Image: Ethernet Cables Face Off
When the Federal Communications Commission (FCC) voted last month to study new rules preventing Internet service providers from prioritizing certain content along their networks, it reinvigorated a national debate on “net neutrality,” a term coined in 2003 by Columbia Law School professor Timothy Wu.

Wu continues to be on the front lines of the debate, having recently signed a friend-of-the-court brief urging the U.S. Court of Appeals for the D.C. Circuit to uphold sanctions against Comcast, the country’s largest cable provider.  The sanctions were put in place by the FCC because Comcast was blocking access to certain web traffic.

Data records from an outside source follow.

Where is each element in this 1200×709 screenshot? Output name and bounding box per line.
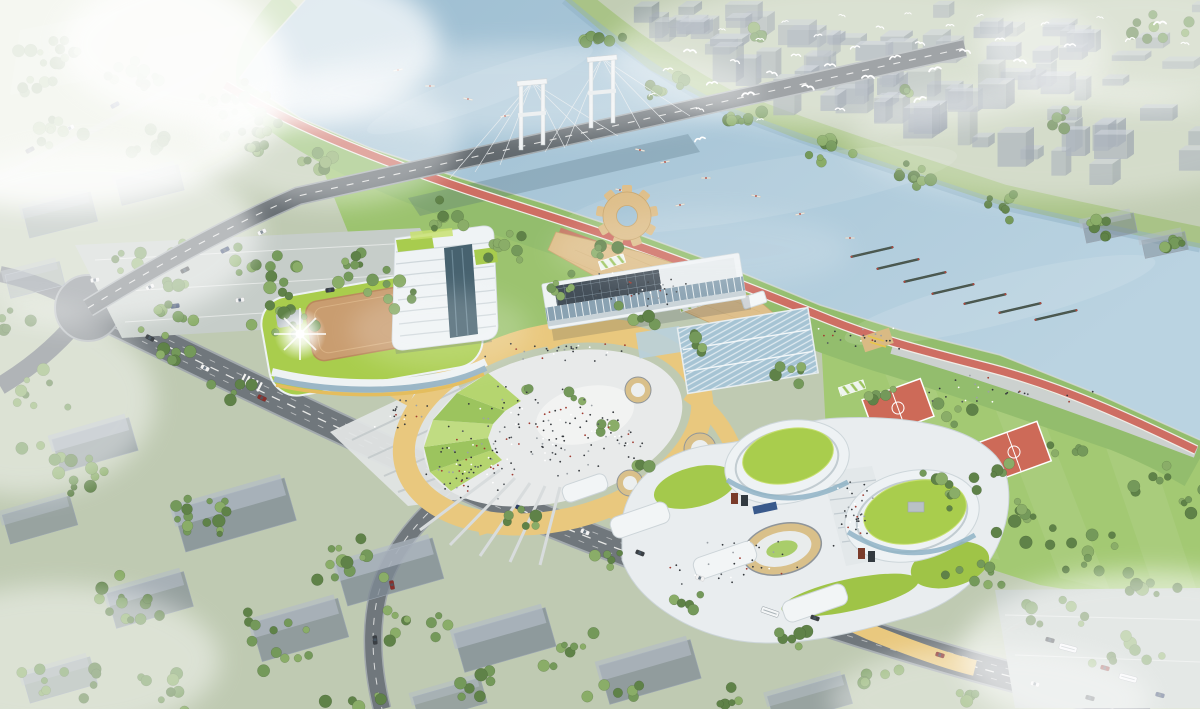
rower xyxy=(755,195,757,197)
tree xyxy=(356,248,367,259)
car-windshield xyxy=(113,296,116,300)
running-track-edge xyxy=(225,85,1196,450)
tree xyxy=(729,699,736,706)
ghost-building-side xyxy=(1030,68,1036,80)
ghost-building-side xyxy=(1005,21,1013,38)
front-street-lane-2 xyxy=(88,301,1150,702)
tree xyxy=(917,176,927,186)
helipad-deck xyxy=(860,328,893,352)
tree xyxy=(947,505,953,511)
person xyxy=(490,458,492,460)
person xyxy=(552,452,554,454)
rower xyxy=(619,189,621,191)
ghost-building-front xyxy=(1140,108,1172,121)
gen-birds xyxy=(649,13,1190,142)
ghost-building xyxy=(880,92,899,106)
person xyxy=(594,430,596,432)
car-windshield xyxy=(373,638,376,641)
tree xyxy=(121,597,127,603)
person xyxy=(733,563,735,565)
mall-billboard-1 xyxy=(731,493,738,504)
ghost-building-side xyxy=(966,84,973,110)
car xyxy=(200,364,210,372)
tree xyxy=(134,247,146,259)
person xyxy=(438,469,440,471)
person xyxy=(472,444,474,446)
ghost-building-front xyxy=(1094,135,1127,159)
tree xyxy=(499,239,510,250)
ghost-building-side xyxy=(942,29,950,53)
residential-slab xyxy=(18,187,97,239)
person xyxy=(722,544,724,546)
ghost-building xyxy=(933,1,954,18)
gen-cars xyxy=(25,69,1165,701)
ghost-building xyxy=(874,97,893,123)
ghost-building-roof xyxy=(725,1,763,5)
ghost-building-roof xyxy=(1179,145,1200,150)
tree xyxy=(912,182,921,191)
ghost-building-side xyxy=(1051,60,1057,87)
tree xyxy=(998,581,1006,589)
person xyxy=(532,453,534,455)
tree xyxy=(564,387,575,398)
tree xyxy=(443,620,454,631)
tree xyxy=(1124,637,1137,650)
tree xyxy=(743,116,752,125)
ghost-building-front xyxy=(978,64,998,84)
boat-hull xyxy=(795,212,805,216)
ghost-building-roof xyxy=(987,42,1022,46)
person xyxy=(977,386,979,388)
tree xyxy=(32,83,43,94)
person xyxy=(617,419,619,421)
person xyxy=(618,443,620,445)
tree xyxy=(67,490,74,497)
ghost-building-roof xyxy=(1043,18,1077,24)
person xyxy=(394,410,396,412)
person xyxy=(526,392,528,394)
ghost-building xyxy=(1020,145,1043,159)
bird xyxy=(1041,22,1049,26)
ghost-building-roof xyxy=(1059,44,1088,48)
person xyxy=(481,443,483,445)
person xyxy=(544,460,546,462)
person xyxy=(733,542,735,544)
person xyxy=(496,452,498,454)
tree xyxy=(104,72,113,81)
tree xyxy=(579,35,590,46)
tree xyxy=(140,72,147,79)
ghost-building-roof xyxy=(1062,117,1083,123)
person xyxy=(855,529,857,531)
person xyxy=(503,402,505,404)
person xyxy=(708,563,710,565)
person xyxy=(932,400,934,402)
tree xyxy=(643,460,655,472)
tree xyxy=(207,498,213,504)
ghost-building-roof xyxy=(1001,68,1036,72)
ghost-building-front xyxy=(1001,72,1031,80)
tree xyxy=(945,490,952,497)
tower-body xyxy=(392,226,498,350)
person xyxy=(542,438,544,440)
car-body xyxy=(145,283,155,291)
ghost-building-roof xyxy=(923,29,951,35)
tree xyxy=(1128,480,1140,492)
tree xyxy=(595,244,602,251)
tree xyxy=(727,112,735,120)
car xyxy=(1045,637,1055,644)
shell-hull xyxy=(931,283,974,295)
ghost-building-front xyxy=(923,35,943,53)
tree xyxy=(530,510,542,522)
tree xyxy=(690,329,699,338)
ghost-building-side xyxy=(868,72,874,95)
residential-slab xyxy=(18,652,97,704)
court-b xyxy=(977,421,1052,482)
tree xyxy=(561,642,567,648)
person xyxy=(374,426,376,428)
person xyxy=(397,427,399,429)
person xyxy=(630,431,632,433)
ghost-building-side xyxy=(1127,130,1134,159)
person xyxy=(542,357,544,359)
tree xyxy=(896,168,903,175)
tree xyxy=(429,220,438,229)
person xyxy=(1019,391,1021,393)
tree xyxy=(1142,655,1152,665)
person xyxy=(855,506,857,508)
parking-aisle-1 xyxy=(95,242,430,260)
boat-hull xyxy=(845,237,855,239)
ghost-building-front xyxy=(1089,164,1112,185)
tree xyxy=(374,693,380,699)
ring-tendril-north xyxy=(545,328,628,342)
car xyxy=(90,277,100,283)
ghost-building-side xyxy=(756,54,762,86)
tree xyxy=(88,663,101,676)
car-body xyxy=(1085,695,1095,702)
tree xyxy=(550,662,558,670)
ghost-building-front xyxy=(906,72,934,97)
rower xyxy=(664,161,666,163)
tree xyxy=(908,171,920,183)
person xyxy=(535,399,537,401)
car-body xyxy=(145,334,155,342)
person xyxy=(444,488,446,490)
person xyxy=(499,431,501,433)
field-stripe-2 xyxy=(120,25,240,105)
ghost-building-roof xyxy=(827,31,845,35)
rower xyxy=(397,69,399,71)
tree xyxy=(969,473,979,483)
boat-hull xyxy=(615,188,625,192)
tree xyxy=(904,87,910,93)
person xyxy=(605,436,607,438)
mist-patch xyxy=(960,570,1200,709)
ghost-building-front xyxy=(1047,109,1077,120)
tree xyxy=(247,636,257,646)
sports-courts xyxy=(862,379,1051,483)
person xyxy=(685,283,687,285)
tree xyxy=(279,278,288,287)
person xyxy=(610,432,612,434)
bridge-road-border xyxy=(88,48,965,308)
ghost-building xyxy=(923,29,951,53)
boat-hull xyxy=(425,85,435,87)
car-windshield xyxy=(1033,682,1036,686)
bird xyxy=(756,38,764,40)
tree xyxy=(797,362,807,372)
tree xyxy=(319,695,332,708)
person xyxy=(758,547,760,549)
ghost-building-side xyxy=(837,89,846,111)
tree xyxy=(34,664,45,675)
ghost-building-side xyxy=(941,110,947,133)
levee-road xyxy=(0,60,228,178)
ground xyxy=(0,0,1200,709)
ghost-building-side xyxy=(1017,22,1025,37)
person xyxy=(497,464,499,466)
mall-gate-canopy-3 xyxy=(780,582,850,624)
ghost-building-side xyxy=(758,1,763,21)
car-body xyxy=(235,297,245,303)
tree xyxy=(607,563,614,570)
tree xyxy=(156,350,165,359)
tree xyxy=(331,574,339,582)
tree xyxy=(61,54,69,62)
ghost-building-front xyxy=(1102,79,1122,86)
tree xyxy=(722,114,735,127)
person xyxy=(470,469,472,471)
viewing-platform xyxy=(741,291,768,310)
slab-body xyxy=(116,165,184,206)
person xyxy=(492,482,494,484)
boat-hull xyxy=(701,177,711,179)
tree xyxy=(987,195,993,201)
ghost-building xyxy=(1162,56,1200,68)
person xyxy=(880,335,882,337)
tree xyxy=(118,594,124,600)
person xyxy=(748,541,750,543)
tree xyxy=(48,77,58,87)
lawn-wedge-2 xyxy=(424,438,492,472)
tree xyxy=(474,691,485,702)
small-boat xyxy=(463,97,473,101)
tree xyxy=(127,616,134,623)
ghost-building-side xyxy=(888,41,894,61)
tree xyxy=(484,665,495,676)
person xyxy=(399,399,401,401)
person xyxy=(583,399,585,401)
tree xyxy=(568,284,575,291)
tree xyxy=(152,73,159,80)
tree xyxy=(1066,601,1077,612)
shell-hull xyxy=(850,246,893,258)
ghost-building-roof xyxy=(978,59,1006,64)
ghost-building xyxy=(1043,18,1077,30)
person xyxy=(612,272,614,274)
slab-body xyxy=(599,640,701,705)
podium-green-roof xyxy=(257,264,487,400)
ghost-building-front xyxy=(1093,125,1108,151)
lawn-mow-stripe-2 xyxy=(990,395,1110,590)
person xyxy=(543,430,545,432)
tree xyxy=(1086,219,1093,226)
ghost-building-front xyxy=(668,20,682,28)
tree xyxy=(697,591,704,598)
person xyxy=(675,564,677,566)
tree xyxy=(1021,599,1032,610)
tree xyxy=(290,322,297,329)
tree xyxy=(1061,106,1069,114)
person xyxy=(468,403,470,405)
ghost-building-side xyxy=(1112,158,1121,185)
person xyxy=(849,521,851,523)
tree xyxy=(971,690,979,698)
car xyxy=(1085,695,1095,702)
ghost-building xyxy=(820,89,846,111)
tree xyxy=(475,668,488,681)
tree xyxy=(438,211,449,222)
tree xyxy=(392,612,399,619)
tree xyxy=(166,247,178,259)
ghost-building xyxy=(879,70,903,85)
ghost-building xyxy=(677,18,713,34)
tree xyxy=(292,262,303,273)
tree xyxy=(880,390,891,401)
tree xyxy=(670,596,679,605)
gen-boats xyxy=(393,68,1078,321)
person xyxy=(555,438,557,440)
esplanade-steps xyxy=(352,384,510,492)
ghost-building-side xyxy=(1026,127,1034,167)
ghost-building-side xyxy=(864,76,869,104)
bus-stripe xyxy=(763,610,776,615)
person xyxy=(657,297,659,299)
gear-ring xyxy=(603,192,651,240)
bus-body xyxy=(1119,673,1138,683)
car-body xyxy=(372,635,377,644)
ghost-building-roof xyxy=(972,133,994,138)
near-bank-edge xyxy=(240,0,1200,440)
ghost-building-front xyxy=(882,65,894,87)
person xyxy=(610,298,612,300)
tree xyxy=(303,626,310,633)
slab-body xyxy=(767,675,852,709)
person xyxy=(570,346,572,348)
tree xyxy=(905,89,914,98)
car xyxy=(145,283,155,291)
ghost-building-side xyxy=(1108,119,1117,151)
tree xyxy=(407,294,416,303)
ghost-building-front xyxy=(974,27,1005,38)
ghost-building-side xyxy=(958,81,963,104)
person xyxy=(453,450,455,452)
car-body xyxy=(755,89,765,95)
tree xyxy=(351,251,361,261)
branch-road-centerline xyxy=(373,484,462,709)
tree xyxy=(991,472,997,478)
tree xyxy=(1161,242,1172,253)
tree xyxy=(517,231,527,241)
tree xyxy=(313,163,326,176)
tree xyxy=(1076,444,1083,451)
tree xyxy=(250,141,261,152)
shell-stern xyxy=(944,271,946,273)
tree xyxy=(37,363,50,376)
tree xyxy=(37,137,46,146)
tree xyxy=(379,572,389,582)
tree xyxy=(280,654,289,663)
tree xyxy=(157,309,165,317)
person xyxy=(614,436,616,438)
ghost-building-side xyxy=(1069,18,1078,30)
ghost-building-roof xyxy=(1033,45,1059,50)
tree xyxy=(184,512,193,521)
tree xyxy=(627,685,638,696)
person xyxy=(458,464,460,466)
ghost-building-side xyxy=(828,73,836,90)
tree xyxy=(720,699,731,709)
tree xyxy=(254,117,263,126)
tree xyxy=(253,144,261,152)
person xyxy=(558,347,560,349)
front-street-border xyxy=(88,308,1150,709)
slab-pv-roof xyxy=(554,270,662,306)
tree xyxy=(50,57,62,69)
tree xyxy=(221,498,228,505)
person xyxy=(863,335,865,337)
person xyxy=(869,530,871,532)
tree xyxy=(827,137,837,147)
base-terrain xyxy=(0,0,1200,709)
person xyxy=(504,426,506,428)
ghost-building-roof xyxy=(882,61,899,65)
ghost-building-front xyxy=(804,56,823,79)
tree xyxy=(1179,498,1185,504)
tree xyxy=(173,686,185,698)
tree xyxy=(85,455,93,463)
tree xyxy=(239,91,251,103)
tree xyxy=(154,610,164,620)
ghost-building-front xyxy=(948,91,978,111)
bird xyxy=(1014,59,1026,64)
rowing-shell-moored xyxy=(963,293,1006,305)
tree xyxy=(1169,237,1181,249)
tree xyxy=(320,156,332,168)
tree xyxy=(20,87,30,97)
person xyxy=(818,328,820,330)
ghost-building-roof xyxy=(820,89,846,95)
ghost-building-roof xyxy=(778,19,817,25)
ghost-building xyxy=(906,67,941,97)
car-windshield xyxy=(238,298,241,302)
person xyxy=(493,468,495,470)
ghost-building-front xyxy=(1004,28,1017,37)
ghost-building-front xyxy=(829,38,861,45)
tree xyxy=(826,141,837,152)
ghost-building-roof xyxy=(835,76,870,80)
ghost-building-side xyxy=(1069,22,1075,36)
slab-body xyxy=(454,608,556,673)
person xyxy=(666,303,668,305)
tree xyxy=(410,289,417,296)
tree xyxy=(1162,461,1171,470)
car xyxy=(235,297,245,303)
roads xyxy=(0,60,1196,709)
shell-hull xyxy=(1034,309,1077,321)
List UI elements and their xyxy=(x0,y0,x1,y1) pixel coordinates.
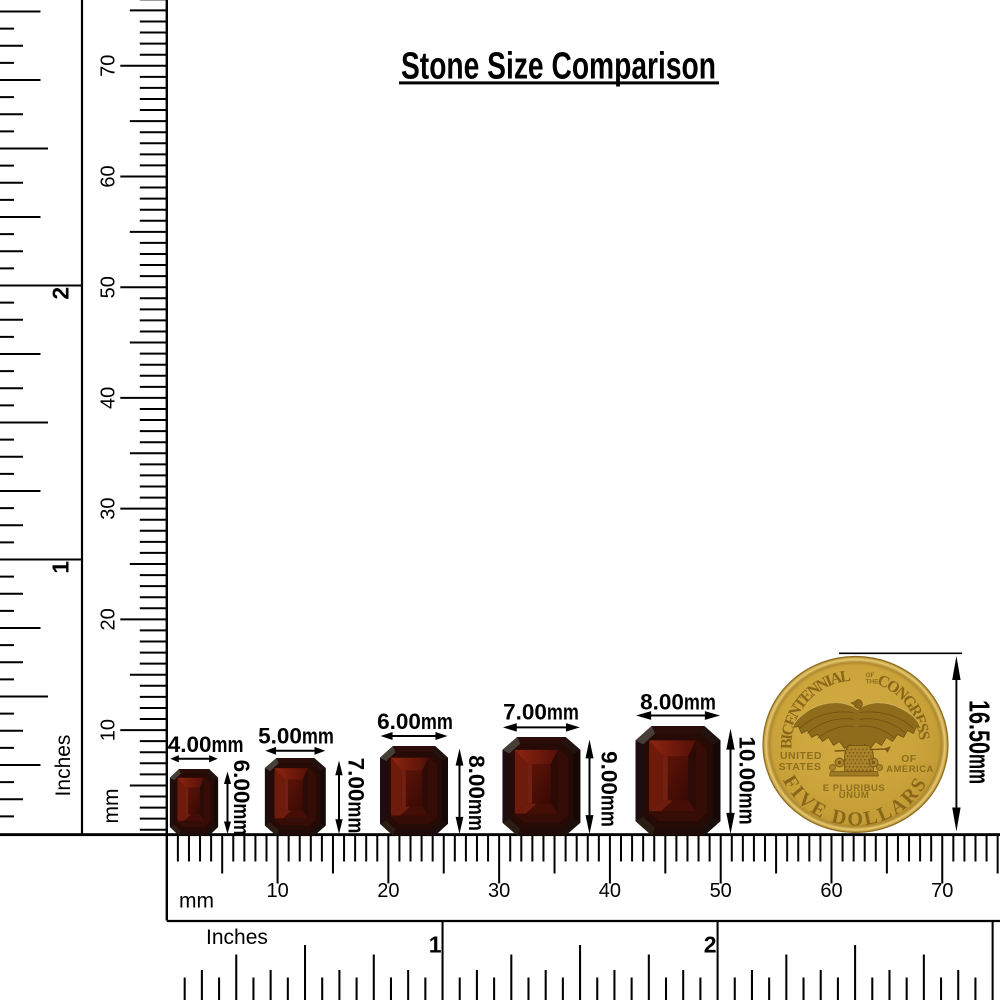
svg-text:Stone Size Comparison: Stone Size Comparison xyxy=(401,46,716,88)
svg-text:16.50mm: 16.50mm xyxy=(963,700,995,784)
svg-text:40: 40 xyxy=(599,880,621,902)
svg-text:mm: mm xyxy=(100,789,123,824)
svg-text:30: 30 xyxy=(98,498,120,520)
svg-text:30: 30 xyxy=(488,880,510,902)
svg-text:50: 50 xyxy=(98,276,120,298)
svg-text:40: 40 xyxy=(98,387,120,409)
svg-text:8.00mm: 8.00mm xyxy=(640,690,716,715)
svg-text:9.00mm: 9.00mm xyxy=(596,751,621,827)
svg-text:STATES: STATES xyxy=(779,761,822,773)
svg-text:mm: mm xyxy=(179,890,214,913)
svg-text:20: 20 xyxy=(377,880,399,902)
svg-text:2: 2 xyxy=(704,932,717,958)
svg-text:60: 60 xyxy=(98,165,120,187)
svg-text:4.00mm: 4.00mm xyxy=(168,732,244,757)
svg-text:10: 10 xyxy=(266,880,288,902)
svg-text:AMERICA: AMERICA xyxy=(886,764,934,775)
svg-text:2: 2 xyxy=(48,287,74,300)
svg-text:1: 1 xyxy=(48,561,74,574)
svg-text:Inches: Inches xyxy=(52,735,75,797)
svg-text:70: 70 xyxy=(98,55,120,77)
svg-text:7.00mm: 7.00mm xyxy=(344,758,369,834)
svg-text:6.00mm: 6.00mm xyxy=(377,709,453,734)
svg-text:10: 10 xyxy=(98,719,120,741)
svg-text:10.00mm: 10.00mm xyxy=(735,736,760,824)
svg-text:70: 70 xyxy=(931,880,953,902)
svg-text:20: 20 xyxy=(98,608,120,630)
svg-text:50: 50 xyxy=(710,880,732,902)
svg-text:UNUM: UNUM xyxy=(839,790,870,801)
svg-text:5.00mm: 5.00mm xyxy=(258,724,334,749)
svg-text:Inches: Inches xyxy=(206,926,268,949)
svg-text:60: 60 xyxy=(820,880,842,902)
svg-text:8.00mm: 8.00mm xyxy=(464,755,489,831)
svg-text:1: 1 xyxy=(429,932,442,958)
svg-text:6.00mm: 6.00mm xyxy=(229,760,254,836)
svg-text:7.00mm: 7.00mm xyxy=(503,700,579,725)
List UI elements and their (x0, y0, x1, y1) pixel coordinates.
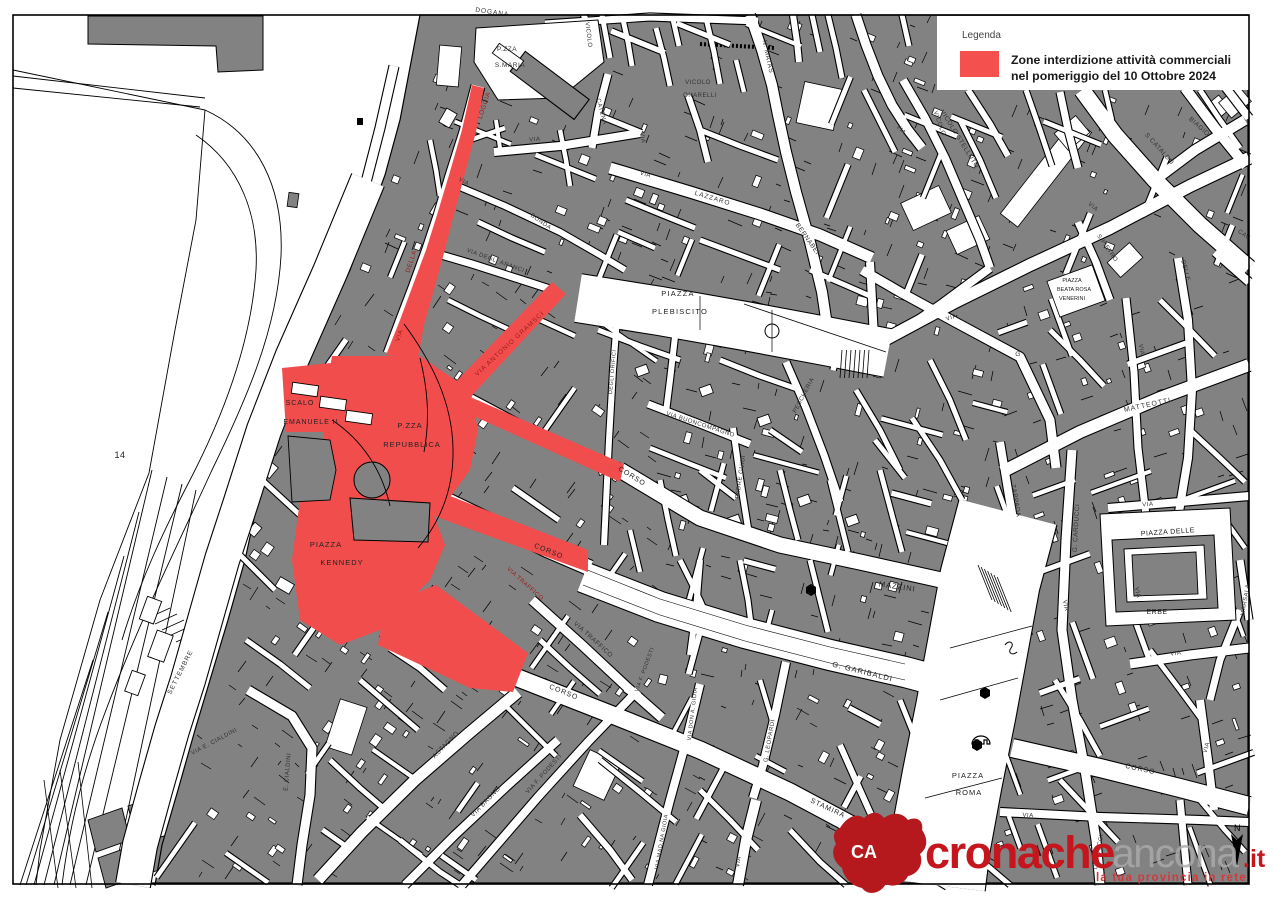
svg-text:P.ZZA: P.ZZA (497, 46, 517, 53)
svg-text:S.MARIA: S.MARIA (495, 62, 525, 69)
svg-text:ancona: ancona (1112, 830, 1239, 876)
svg-text:EMANUELE II: EMANUELE II (283, 419, 338, 426)
svg-text:Legenda: Legenda (962, 30, 1001, 41)
svg-text:ROMA: ROMA (956, 788, 983, 797)
svg-text:14: 14 (114, 450, 125, 460)
svg-text:BEATA ROSA: BEATA ROSA (1057, 287, 1091, 293)
svg-text:VIA: VIA (529, 137, 541, 144)
svg-text:PIAZZA: PIAZZA (661, 289, 694, 298)
svg-text:G: G (1015, 351, 1021, 358)
svg-text:Zone interdizione attività com: Zone interdizione attività commerciali (1011, 53, 1231, 67)
svg-text:.it: .it (1243, 845, 1266, 873)
svg-text:ERBE: ERBE (1146, 609, 1167, 616)
svg-text:KENNEDY: KENNEDY (320, 558, 363, 567)
svg-text:P.ZZA: P.ZZA (397, 421, 422, 430)
svg-text:PLEBISCITO: PLEBISCITO (652, 307, 708, 316)
svg-text:VIA: VIA (1142, 502, 1154, 509)
svg-text:VIA: VIA (1022, 813, 1033, 820)
svg-text:VICOLO: VICOLO (685, 80, 711, 86)
svg-text:cronache: cronache (925, 827, 1114, 878)
svg-text:PIAZZA: PIAZZA (952, 771, 984, 780)
svg-text:SCALO: SCALO (286, 400, 315, 407)
svg-text:VENERINI: VENERINI (1059, 296, 1085, 302)
svg-text:PIAZZA: PIAZZA (310, 540, 342, 549)
svg-text:REPUBBLICA: REPUBBLICA (383, 440, 441, 449)
svg-text:ONARELLI: ONARELLI (683, 93, 717, 99)
svg-text:la tua provincia in rete: la tua provincia in rete (1096, 872, 1247, 884)
svg-text:nel pomeriggio del 10 Ottobre: nel pomeriggio del 10 Ottobre 2024 (1011, 69, 1216, 83)
svg-text:PIAZZA: PIAZZA (1062, 278, 1082, 284)
svg-text:CA: CA (851, 842, 877, 862)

Net neutrality embodies the principle that the flow of all information along computer networks should be free of restrictions, principally those that would give priority to companies able to pay more for faster service.  That means that a home video sent by a person to family around the world would move along wired or wireless networks with no less priority than the traffic of well-heeled corporate clients who could pay for priority service.

In explaining his support for net neutrality, Wu has used the analogy of the nation’s electric grid, which doesn’t distinguish between electricity running a household toaster or an industrial mainframe computer.

In the Comcast case, the company agreed not to discriminate against content on its network, but is still challenging the FCC’s authority to take action on matters of net neutrality. Major service providers, such as Comcast and AT&T, contend that not only does net neutrality trample free market rights, it leaves money on the table that providers could use to upgrade networks and create other innovations. 

Wu responds by turning again to the electric grid analogy.  “It did not discriminate and has supported giant waves of innovation in the appliance market,” he says, countering in the brief that failure to enforce net neutrality would stifle the Internet as an engine of innovation and economic growth.

President Obama has put his support behind net neutrality.  FCC Chairman Julius Genachowski (CC '85), who served as Obama’s campaign adviser on technology issues, is nevertheless planning to move cautiously during a 60-day comment period ending Jan. 14.

“The rise of serious challenges to the free and open Internet puts us at a crossroads,” Genachowski told an audience at The Brookings Institution in September. “We could see the Internet’s doors shut to entrepreneurs, the spirit of innovation stifled, a full and free flow of information compromised.”

Wu remains involved during this comment period.  Along with several other leading IP law professors, he sent a letter to the Washington Post, expressing concern that current language in the FCC's proposed rules would not sufficiently restrict the future actions of internet service providers.